Taco Cat Takes a Wander
Last Friday after dinner, our younger (just turned 5) asked me if I would join him in biking to our local park. It's something we do often, though not usually on Friday evenings when everyone is worn out from a long week of work and school. I agreed. He enthusiastically started packing a backpack with some of his favorite things, including a singing birthday card (Taco Cat) he'd received from his (19 months older) brother (who signed it with the birthday message: “POOP”).
“Are you sure you want to take your card to the park? You can't really do anything with it there and it might get damaged.”
“Yeah. I want to show it to Colin.”
“Yeah! From school. I told him to tell his parents to take him to the park so we can play. I made sure he knew the park's name and that it's across the street from our school.”
“Umm. That sounds great and I'm sure Colin wants to do that. But you know there's a chance his parents have other plans or might choose a different time this weekend to go to the park, so he might not actually be there?”
“I know. Let's go!”
So away we went.
As soon as we arrived he started looking everywhere for Colin, riding his bike to different parts of the park and checking out every person. We spent at least half an hour darting back and forth, me tagging along behind him and his series of frequently repeated exclamations.
“I think I see Colin!”
“There's a new car pulling into the parking lot. Let's go!”
“That has to be Colin!”
“Let's check over there!”
“Let's take a break and wait here—by the parking lot.”
“That has to be Colin!”
We repeated the process at a random time the next day, though with less conviction and assurance. Through it all he kept his spirits hopeful. At the end of that first evening there was a moment of slumped shoulders, head hung, quiet mourning, but not actual defeat. I did my best to find a balance between being supportive and not disillusioning him while offering bits of realism to soften the expected moment of final disappointment.
This child is our joyful optimist, always ready (unless angry) with a cheerful comment and an offer of empathy, but this might have been his most daring act of optimism ever. And it so much took me back to my own youth of fortyish years ago in a small Kansas town. Before cell phones, of course. We rarely planned play dates or even called on landlines, just wandered about hoping to bump into friendly faces or, at most, knocking on doors hoping it was a good time to hang out. Now everything is so much more scheduled and connected and intentional. Despite its disappointed ending, something about following him around the park that evening from person to person, place to place was so full of innocence and hope that I felt it too. I don't usually do nostalgia and a desire for “the good old days,” but that moment felt special to me.
Some other recent anecdotes with the kids . . .
[Younger] heard a lyric in a song this morning.
“Dad, what does 'ramshackle' mean?”
“It means old and run-down and falling apart. Kind of like the siding on our barn.”
“Haha!
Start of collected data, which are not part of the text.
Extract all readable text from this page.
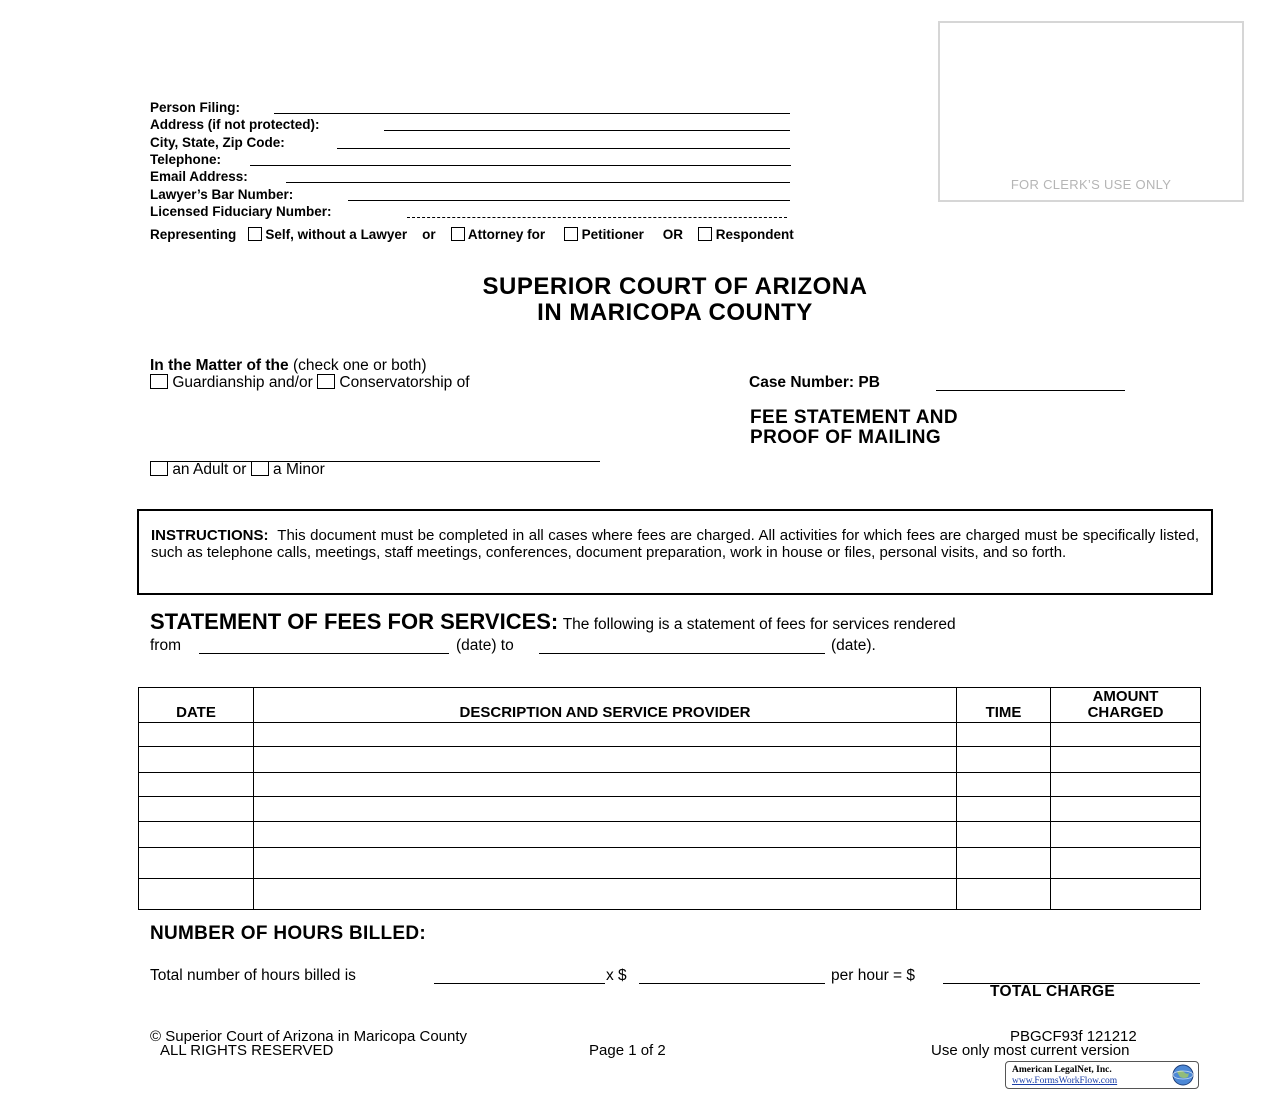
FOR CLERK’S USE ONLY
Person Filing:
Address (if not protected):
City, State, Zip Code:
Telephone:
Email Address:
Lawyer’s Bar Number:
Licensed Fiduciary Number:
Representing Self, without a Lawyer or Attorney for	Petitioner OR Respondent
SUPERIOR COURT OF ARIZONA
IN MARICOPA COUNTY
In the Matter of the (check one or both)
Guardianship and/or Conservatorship of
an Adult or a Minor
Case Number: PB
FEE STATEMENT AND
PROOF OF MAILING
INSTRUCTIONS: This document must be completed in all cases where fees are charged. All activities for which fees are charged must be specifically listed, such as telephone calls, meetings, staff meetings, conferences, document preparation, work in house or files, personal visits, and so forth.
STATEMENT OF FEES FOR SERVICES: The following is a statement of fees for services rendered
from	(date) to	(date).
DATE	DESCRIPTION AND SERVICE PROVIDER	TIME	AMOUNT
CHARGED

NUMBER OF HOURS BILLED:
Total number of hours billed is	x $	per hour = $
TOTAL CHARGE
© Superior Court of Arizona in Maricopa County
ALL RIGHTS RESERVED	Page 1 of 2
PBGCF93f 121212
Use only most current version
American LegalNet, Inc.
www.FormsWorkFlow.com
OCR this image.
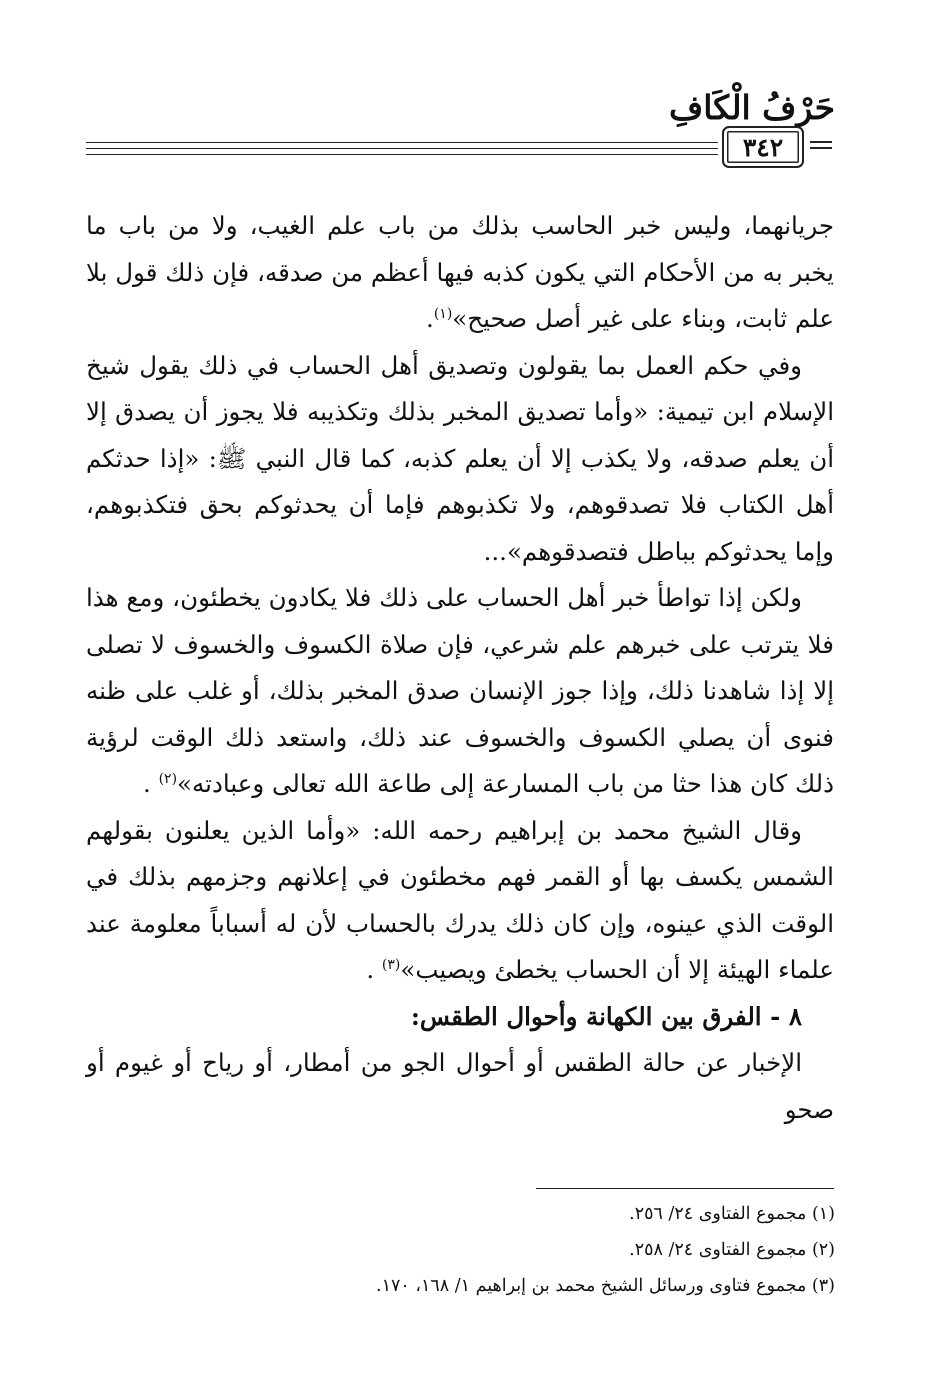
حَرْفُ الْكَافِ
٣٤٢

جريانهما، وليس خبر الحاسب بذلك من باب علم الغيب، ولا من باب ما يخبر به من الأحكام التي يكون كذبه فيها أعظم من صدقه، فإن ذلك قول بلا علم ثابت، وبناء على غير أصل صحيح»$^{(١)}$.

وفي حكم العمل بما يقولون وتصديق أهل الحساب في ذلك يقول شيخ الإسلام ابن تيمية: «وأما تصديق المخبر بذلك وتكذيبه فلا يجوز أن يصدق إلا أن يعلم صدقه، ولا يكذب إلا أن يعلم كذبه، كما قال النبي ﷺ: «إذا حدثكم أهل الكتاب فلا تصدقوهم، ولا تكذبوهم فإما أن يحدثوكم بحق فتكذبوهم، وإما يحدثوكم بباطل فتصدقوهم»...

ولكن إذا تواطأ خبر أهل الحساب على ذلك فلا يكادون يخطئون، ومع هذا فلا يترتب على خبرهم علم شرعي، فإن صلاة الكسوف والخسوف لا تصلى إلا إذا شاهدنا ذلك، وإذا جوز الإنسان صدق المخبر بذلك، أو غلب على ظنه فنوى أن يصلي الكسوف والخسوف عند ذلك، واستعد ذلك الوقت لرؤية ذلك كان هذا حثا من باب المسارعة إلى طاعة الله تعالى وعبادته»$^{(٢)}$ .

وقال الشيخ محمد بن إبراهيم رحمه الله: «وأما الذين يعلنون بقولهم الشمس يكسف بها أو القمر فهم مخطئون في إعلانهم وجزمهم بذلك في الوقت الذي عينوه، وإن كان ذلك يدرك بالحساب لأن له أسباباً معلومة عند علماء الهيئة إلا أن الحساب يخطئ ويصيب»$^{(٣)}$ .

٨ - الفرق بين الكهانة وأحوال الطقس:

الإخبار عن حالة الطقس أو أحوال الجو من أمطار، أو رياح أو غيوم أو صحو

(١) مجموع الفتاوى ٢٤/ ٢٥٦.

(٢) مجموع الفتاوى ٢٤/ ٢٥٨.

(٣) مجموع فتاوى ورسائل الشيخ محمد بن إبراهيم ١/ ١٦٨، ١٧٠.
You're ramshackle.”
I . . . I can't really argue your point . . .
Just heard [Older] in the other room tell his piano teacher during their Zoom lesson: “I am not [Older] I am just his skin.”
This is the same kid who not long ago designed his toy train track to be the shape of the infinity sign surrounded by a spiral. He seems to have a metaphysical bent.
I asked [Older] tonight if his brain was getting bored doing a nature camp for summer, with no academic learning. “Nah, that's okay. I'm pleased with the amount of snakes.” Well if we'd known that was going to be your criteria for judging camps . . .
At pickup he'd asked me to stay so he could show me around, then proceeded to point out each of the 9 places that he has seen snakes (counting the dead one) so far (in 7 days), one at a time. “I was the first to spot 4 of them.” He described each sighting in explicit detail. Then asked me to search for more.
[Older] told me at camp today he spun the merry-go-round so fast he made a girl throw up and get sent home.
We've determined he did spin her, she did vomit, and she did go home. We're not sure about his claim of causation.
Though given the other potential causes and the possibility of contagion, we're kind of hoping his story is true.